Here’s my proposal for a resurrection of the welfare system. (at least, the non-health related part of it).  We need to get more people working. I believe things are valued and taken care of more when one has to work for them.  I believe that people feel better about themselves when they are working and contributing.  FDR understood that.  During the Great Depression ( and if we’re not careful we’re heading straight for an even worse one) he created the CCC, found meaningful work for people, and gave them a wage for their time. Why is it that the state can require cities accept a certain number of homeless individuals in order to receive state aid?  What we should be doing is saying to each city and town:   Here’s earmarked aid for welfare.  Use it to provide and pay for jobs within your communities.  To welfare recipients and the unemployed, go to the city hall and sign up for work – then go do that work in order to get your assistance check.  MA is third in hourly wage equivalent welfare payments ($14.66 an hour) – only Alaska and Hawaii are higher.  source:  http://www.statisticbrain.com/welfare-statistics/   Not too shabby a wage, if you ask me. And, pass a drug test.

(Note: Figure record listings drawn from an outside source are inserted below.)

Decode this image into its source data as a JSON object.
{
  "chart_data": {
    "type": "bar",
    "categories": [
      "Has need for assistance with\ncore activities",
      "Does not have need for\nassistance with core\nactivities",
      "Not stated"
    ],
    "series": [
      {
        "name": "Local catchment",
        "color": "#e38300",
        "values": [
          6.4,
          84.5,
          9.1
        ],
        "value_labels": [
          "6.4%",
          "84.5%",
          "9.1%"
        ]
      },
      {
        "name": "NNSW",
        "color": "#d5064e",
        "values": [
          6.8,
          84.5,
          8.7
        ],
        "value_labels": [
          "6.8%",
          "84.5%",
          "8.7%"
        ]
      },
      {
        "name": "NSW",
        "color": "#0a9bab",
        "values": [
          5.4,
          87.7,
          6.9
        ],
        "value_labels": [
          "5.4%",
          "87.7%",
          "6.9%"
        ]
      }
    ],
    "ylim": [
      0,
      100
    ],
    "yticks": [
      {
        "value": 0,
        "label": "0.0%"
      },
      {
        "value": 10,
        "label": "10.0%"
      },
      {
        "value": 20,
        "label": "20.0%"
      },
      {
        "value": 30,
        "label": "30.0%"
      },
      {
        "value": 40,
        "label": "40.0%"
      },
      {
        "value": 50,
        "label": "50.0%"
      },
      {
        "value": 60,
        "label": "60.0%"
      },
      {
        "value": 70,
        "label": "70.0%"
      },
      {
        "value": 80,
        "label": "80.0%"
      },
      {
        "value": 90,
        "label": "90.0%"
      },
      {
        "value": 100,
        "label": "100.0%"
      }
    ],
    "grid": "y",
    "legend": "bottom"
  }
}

To churches sponsoring refugee immigrants: take a greater role in supporting your newly arrived members.  If these people do not have a place to stay when they get here, provide them one while they wait their turn for section 8 housing. (no bumping someone else down the list because you are a religious refugee)  And the state absolutely should not be providing annual  round trip tickets back to the country of origin so they can “maintain their cultural identity.”They left for whatever reason, and if they want to go back and visit they should save up like everyone else. My source for this is ancedotal – based on what I was told by my Ukrainian neighbor when she was discussing the benefits she was receiving from MA.   She (a lovely lady and great neighbor by the way) was astounded and pleased that MA would be so generous.   That generosity translated to  $1,800.00 per person for a family of 4 to go back to the Ukraine once a year.  You do the math.  Ouch!

To corporations asking for a bailout:  Sign a guarantee that profits coming in during a specified time after the aid is repaid are channelled in to improving the company infrastructure, hiring new workers,  providing additional training to current workers, and increasing wages for all employees.  Bonuses should not be even considered for executive level employees for at least 3 to 5 years after the government assistance has been paid back.  Because, whether an individual or corporate level bailout, it does come down to appearances (fairly or unfairly) , and us taxpayers are fed up.

So yeah, no easy answers, no glib solutions.  I think we are proverbially circling the drain right now –  so we need to take a careful, close look at how we are spending our money, and use both compassion and common sense to allocate our dwindling resources appropriately. By holding people and businesses accountable, we are helping to assure our dollars are spent as we intend them to be.